Folha de S. Paulo
2,7 bilhões de pessoas se desesperaram sem
ele; mas,
Na segunda (4), dia do apagão do Facebook e derivados, meu telefone fixo não tocou mais que o de sempre. Continuou a tocar pouco. Meu email também não recebeu mais mensagens que o normal. Só o bastante para me manter razoavelmente conectado ao planeta. E ninguém me bateu à porta em desespero por uma xícara de açúcar.
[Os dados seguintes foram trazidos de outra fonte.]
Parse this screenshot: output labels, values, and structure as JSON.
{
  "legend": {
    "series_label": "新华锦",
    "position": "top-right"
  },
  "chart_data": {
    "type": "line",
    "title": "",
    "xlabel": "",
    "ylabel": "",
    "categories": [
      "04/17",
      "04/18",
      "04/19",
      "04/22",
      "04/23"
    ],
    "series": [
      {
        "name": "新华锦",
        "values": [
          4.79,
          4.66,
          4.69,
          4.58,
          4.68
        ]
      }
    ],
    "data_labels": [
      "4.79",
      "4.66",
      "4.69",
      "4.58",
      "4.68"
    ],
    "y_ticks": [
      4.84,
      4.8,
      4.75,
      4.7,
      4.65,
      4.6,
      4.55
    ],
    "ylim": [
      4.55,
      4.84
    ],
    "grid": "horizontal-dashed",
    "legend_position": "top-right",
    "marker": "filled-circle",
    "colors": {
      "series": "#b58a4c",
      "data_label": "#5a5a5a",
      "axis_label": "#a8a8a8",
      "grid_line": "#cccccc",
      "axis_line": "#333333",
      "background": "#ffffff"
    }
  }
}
Como a maioria de meus amigos e conhecidos sabe que não pertenço a redes sociais nem troco mensagens por WhatsApp e sequer possuo celular, as pessoas não tiveram de se rebaixar àqueles meios primitivos para se comunicar comigo —não mais que o de costume, o que fazem achando graça.
Donde o caos que se instaurou na Terra e
infernizou a vida de 2,7 bilhões de pessoas, dizem, não me afetou.
Nem a mim nem aos 5,1 bilhões que também não usam esses apetrechos —soube por
informações de cocheira que o mundo, naquele dia, tinha 7,8 bilhões e quebrados
de habitantes. Eis uma ideia que me reconforta: a de que não estou sozinho no
atraso.
Imagino que muitos dos 5,1 bilhões ainda
carentes desses dispositivos não tenham escolha. Devem ser pessoas no mais
triste patamar da escala, como os refugiados afegãos, os imigrantes haitianos e
os brasileiros que brigam por ossos nos lixões. Nessas condições, nem lhes
passa pela cabeça possuir um smartphone. No meu caso, é uma opção mesmo, e por
bom motivo: tenho medo de ficar dependente.
Já fui dependente de outros produtos e sei
como acontece. É algo de que, pelo uso continuado, torna-se fisicamente
impossível passar sem, mesmo ante a perspectiva da morte. Talvez a agonia de
não se poder ficar cinco minutos sem o Facebook não leve à morte física, mas
mata algo também fundamental: a capacidade de exercer a sua vontade.
“Ferramentas” hoje cômicas como o telefone,
o email e até o torpedo ainda me oferecem toda a comunicação de que preciso. Se
Joe Biden quiser falar comigo, terá de ser por uma delas.